Blinding of participants and personnel (performance bias) 
 All outcomes Low risk Quote: "Neither the participating women nor the study personnel knew the content of the sachets"
Blinding of outcome assessment (detection bias) 
 All outcomes Low risk Not specifically reported, but probably done.
Incomplete outcome data (attrition bias) 
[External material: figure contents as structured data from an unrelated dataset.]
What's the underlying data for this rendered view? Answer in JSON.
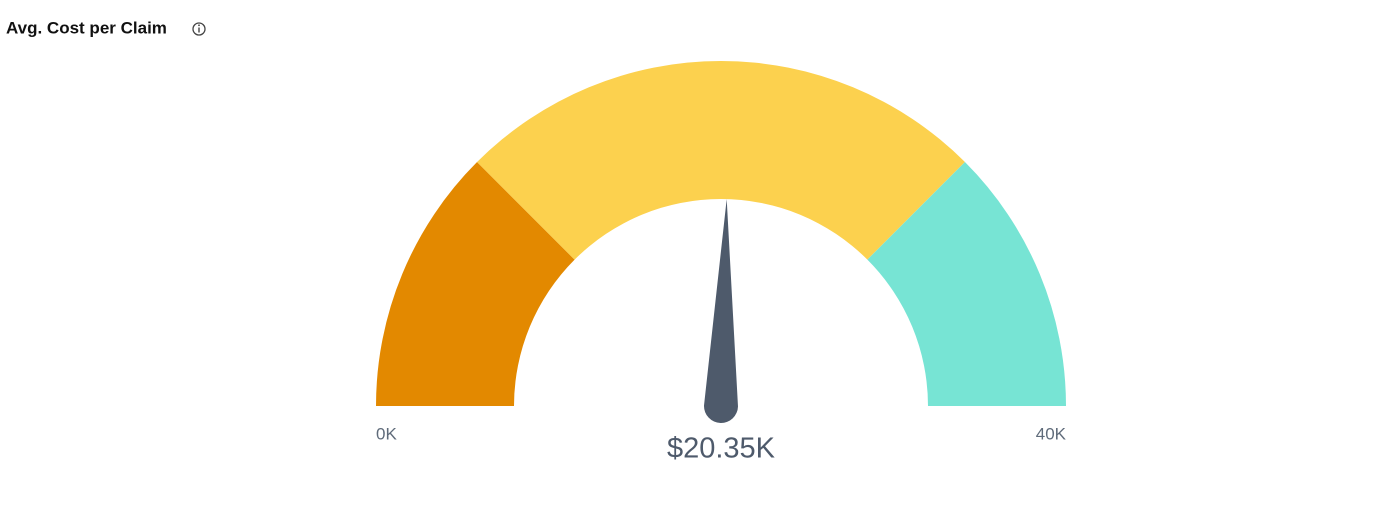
{
  "chart_data": {
    "type": "gauge",
    "title": "Avg. Cost per Claim",
    "lim": [
      0,
      40000
    ],
    "value": 20350,
    "value_label": "$20.35K",
    "needle_color": "#4e5a6b",
    "bands": [
      {
        "from": 0,
        "to": 10000,
        "color": "#e38900"
      },
      {
        "from": 10000,
        "to": 30000,
        "color": "#fcd14e"
      },
      {
        "from": 30000,
        "to": 40000,
        "color": "#77e4d4"
      }
    ],
    "ticks": [
      {
        "value": 0,
        "label": "0K"
      },
      {
        "value": 40000,
        "label": "40K"
      }
    ]
  }
}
 All outcomes High risk 45/315 (14.3%) did not complete the study at first follow‐up:
Group 1: DHA/EPA 8/77 (10.4%)
Group 2: DHA/EPA + folate 13/77 (16.9%)
Group 3: folate 15/80 (18.8%)
Group 4: placebo 9/81 (11.1%)
There were 4 post randomisation exclusions: 2 women weighed > 92 kg, 1 of whom used commercial fish oil preparations; and 2 women regularly consumed fish oil preparations. Reasons for dropping out (n = 41) were noncompliance (n = 2), relocation (n = 1), aversion to or bad taste of the supplement (n = 9), and loss of contact (n = 2). In the remaining 17* cases, the reasons for dropping out were not known. Reasons were not reported by group and there were differential rates of loss between groups.
*could be 27
Later follow‐up (4 and 5.5 years)
270 mother‐infant pairs were invited for neurological assessment; 175 complied with the request at the age of 4 years and 157 complied at 5.5 years of age.
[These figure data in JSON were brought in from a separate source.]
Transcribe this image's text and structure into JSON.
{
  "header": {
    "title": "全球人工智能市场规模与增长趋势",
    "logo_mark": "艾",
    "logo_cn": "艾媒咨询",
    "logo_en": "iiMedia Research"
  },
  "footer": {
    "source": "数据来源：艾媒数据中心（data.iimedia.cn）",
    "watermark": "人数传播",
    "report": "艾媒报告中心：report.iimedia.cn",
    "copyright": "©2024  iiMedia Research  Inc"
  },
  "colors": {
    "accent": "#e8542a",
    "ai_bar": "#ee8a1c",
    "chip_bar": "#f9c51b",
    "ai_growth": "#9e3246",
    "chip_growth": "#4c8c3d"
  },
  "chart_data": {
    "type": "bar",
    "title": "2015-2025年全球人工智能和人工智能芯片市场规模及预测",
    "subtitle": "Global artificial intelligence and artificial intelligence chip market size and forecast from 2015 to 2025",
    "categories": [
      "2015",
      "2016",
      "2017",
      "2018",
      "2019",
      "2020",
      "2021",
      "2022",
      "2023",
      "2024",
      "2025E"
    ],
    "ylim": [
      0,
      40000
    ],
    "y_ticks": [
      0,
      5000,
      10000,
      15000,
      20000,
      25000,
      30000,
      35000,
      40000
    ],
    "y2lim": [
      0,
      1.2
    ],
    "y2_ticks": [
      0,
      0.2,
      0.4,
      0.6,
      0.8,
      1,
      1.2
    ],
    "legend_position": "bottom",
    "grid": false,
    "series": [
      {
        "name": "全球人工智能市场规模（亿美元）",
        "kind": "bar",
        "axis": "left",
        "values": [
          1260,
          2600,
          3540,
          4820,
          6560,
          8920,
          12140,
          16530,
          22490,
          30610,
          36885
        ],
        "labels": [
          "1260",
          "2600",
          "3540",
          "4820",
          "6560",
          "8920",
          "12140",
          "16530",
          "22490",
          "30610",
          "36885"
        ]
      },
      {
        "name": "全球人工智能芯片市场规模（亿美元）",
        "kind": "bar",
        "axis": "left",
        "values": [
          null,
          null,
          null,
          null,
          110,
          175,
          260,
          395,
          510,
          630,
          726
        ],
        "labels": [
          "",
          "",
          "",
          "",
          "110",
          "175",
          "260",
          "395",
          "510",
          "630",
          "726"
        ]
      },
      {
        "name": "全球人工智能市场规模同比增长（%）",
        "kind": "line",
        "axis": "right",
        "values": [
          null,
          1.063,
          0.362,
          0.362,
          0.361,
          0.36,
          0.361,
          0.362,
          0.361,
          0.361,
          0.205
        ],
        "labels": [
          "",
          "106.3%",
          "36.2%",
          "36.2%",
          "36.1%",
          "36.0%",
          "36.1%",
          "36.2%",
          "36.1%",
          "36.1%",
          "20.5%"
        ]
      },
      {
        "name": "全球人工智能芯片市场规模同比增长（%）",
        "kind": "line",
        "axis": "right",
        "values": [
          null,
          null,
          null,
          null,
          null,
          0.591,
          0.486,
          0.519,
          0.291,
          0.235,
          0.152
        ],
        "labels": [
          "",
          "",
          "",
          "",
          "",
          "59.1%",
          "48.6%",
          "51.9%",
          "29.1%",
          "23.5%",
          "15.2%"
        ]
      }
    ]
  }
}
Dropout rates were a further 35.18% at the age of 4 years and 41.9% at the age of 5.5 years, with no differences in the dropout rates between groups.
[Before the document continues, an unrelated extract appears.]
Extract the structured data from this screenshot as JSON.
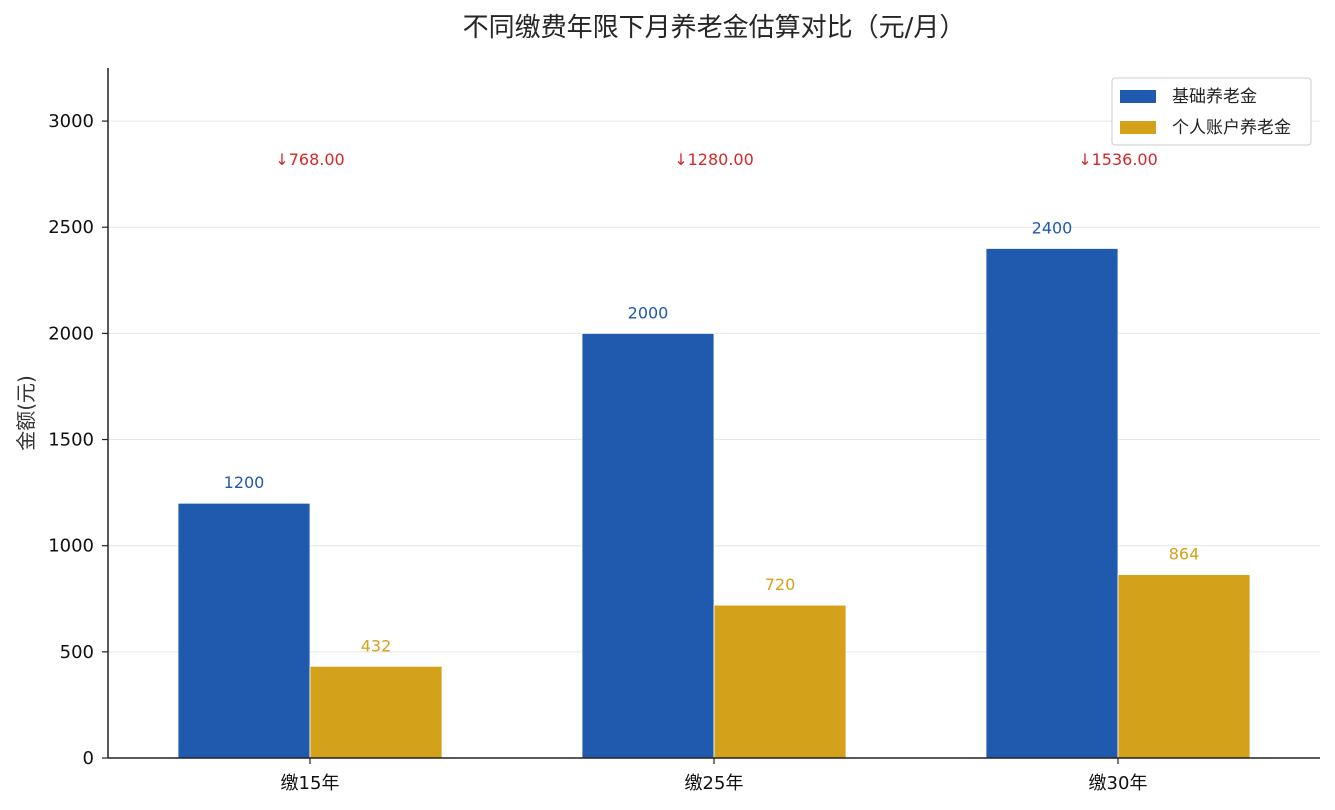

Main reasons for dropping out were relocation (n = 3), loss of contact (n = 65, n = 76), and unwillingness to continue in the study (n = 27, n = 34). 4 of the children examined at the age of 4 years and 5 of those examined at 5.5 years were born prematurely before week 35 of pregnancy and were therefore excluded from the analyses. Except for 1 child who was born with a congenital left side anophthalmus, no other serious congenital disorder was observed. In the health screening questionnaire at 4 years of age, 1 child was reported to have left side deafness, another had developed craniosynostosis and had surgery at the age of 6 months, and 1 child suffered from a developmental retardation of unknown etiology. These children were also excluded from the analyses, which left 167 and 148 children at the age of 4 and 5.5 years, respectively.
6.5 year follow‐up
161 children participated (exclusions: 4 children born < 35 weeks, 1 child was born with a congenital left‐side anophthalmus, 1 child developed craniosynostosis, and another was reported to have left‐side deafness).
Dropout rates were similar between groups. Main reasons for dropping out were relocation (n = 3), loss of contact (n = 74), and unwillingness to continue (n = 30).
There was a higher attrition of children whose fathers had a high educational level in the placebo and FO + 5‐MTHF groups, as well as differences in several outcomes (e.g. length of gestation, birth length) between children followed up and those lost to follow‐up.
8.5 year follow‐up
130 children participated; 37 FO, 27 folate; 32 placebo and 34 FO/folate (32 from Germany, 96 from Spain and 8 from Hungary; (exclusions: 4 children born < 35 weeks, 1 child was born with a congenital left‐side anophthalmus, 1 child developed craniosynostosis, and another was reported to have left‐side deafness). Dropout rates were similar between groups and had similar sociodemographic profiles. Main reasons for dropping out were relocation (n = 7), loss of contact (n = 75), and unwillingness to continue (n = 45).
Selective reporting (reporting bias) Unclear risk Preterm births treated as exclusions and not reported by group.